Research on communication and information technologies is of growing importance to sociology and the interdisciplinary examination of communication and (new) media. This volume includes eight chapters examining recent developments in the field, illustrating the maturation, vibrancy, and diversity of this field of study as well as pointing to rich new avenues for scholarly exploration. Contributions aptly chart three key developments that characterize current research on communication and digital media. First, chapters demonstrate the maturation of work on measurement, demonstrating the importance of refining measurements of online activities and their consequences. For instance, contributions evaluate: social network measures frequently used in online research; alternative measures for online activity; and alternative measures of Twitter activity. Second, the volume showcases continued work on understanding user behaviour, including research on the consequence of reward systems similar to badges and on the limitations of purely technological solutions to social dilemmas in emergency preparedness. Finally, chapters identify emerging questions for the field related to social media, such as research on potential privacy and identity implications of social media, different dispositions toward social media use, and variation in levels of social media usage.

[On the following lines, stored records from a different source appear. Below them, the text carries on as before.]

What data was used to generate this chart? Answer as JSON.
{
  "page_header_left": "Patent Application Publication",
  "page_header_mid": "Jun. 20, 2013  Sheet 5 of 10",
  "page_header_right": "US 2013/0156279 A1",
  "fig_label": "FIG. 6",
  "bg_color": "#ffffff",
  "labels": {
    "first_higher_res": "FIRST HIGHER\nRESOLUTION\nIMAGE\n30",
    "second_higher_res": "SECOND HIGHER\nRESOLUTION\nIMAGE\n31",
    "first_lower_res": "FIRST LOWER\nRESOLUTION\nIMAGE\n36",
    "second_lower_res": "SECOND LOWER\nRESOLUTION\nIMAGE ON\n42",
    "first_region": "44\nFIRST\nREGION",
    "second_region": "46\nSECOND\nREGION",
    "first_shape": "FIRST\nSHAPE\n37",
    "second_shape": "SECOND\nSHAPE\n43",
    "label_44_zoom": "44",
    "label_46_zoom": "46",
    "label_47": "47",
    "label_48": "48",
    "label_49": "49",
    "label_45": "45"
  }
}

This book was originally published as a special issue of Information, Communication & Society.
Table of Contents
1. Hitting middle age never felt so good: introduction to the American Sociological Association Communication and Information Technologies section 2013 Jennifer Earl and Katrina Kimport 2. Testing the validity of social capital measures in the study of information and communication technologies Lora Appel, Punit Dadlani, Maria Dwyer, Keith Hampton, Vanessa Kitzie, Ziad A. Matni, Patricia Moore and Rannie Teodoro 3. Dimensions of Internet use: amount, variety, and types Grant Blank and Darja Groselj 4. Twitter publics: how online political communities signaled electoral outcomes in the 2010 US house election Karissa McKelvey, Joseph DiGrazia and Fabio Rojas 5. No praise without effort: experimental evidence on how rewards affect Wikipedia’s contributor community Michael Restivo and Arnout van de Rijt 6. Need to know vs. need to share: information technology and the intersecting work of police, fire and paramedics Carrie B. Sanders 7. Context collapse: theorizing context collusions and collisions Jenny L. Davis and Nathan Jurgenson 8. Are we all equally at home socializing online? Cyberasociality and evidence for an unequal distribution of disdain for digitally-mediated sociality Zeynep Tufekci and Matthew E. Brashears 9. Revisiting the digital divide in Canada: the impact of demographic factors on access to the internet, level of online activity, and social networking site usage Michael Haight, Anabel Quan-Haase and Bradley A. Corbett
Jennifer Earl is a Professor of Sociology at the University of Arizona, USA. She is also Director Emerita of the Center for Information Technology and Society at University of California, Santa Barbara. Her research focuses on social movements, information technologies, and the sociology of law.
Katrina Kimport is an Assistant Professor in the Department of Obstetrics, Gynecology & Reproductive Science and a research sociologist in the Advancing New Standards in Reproductive Health (ANSIRH) program at the University of California, San Francisco, USA. Her research focuses on gender, sexuality, and social movements.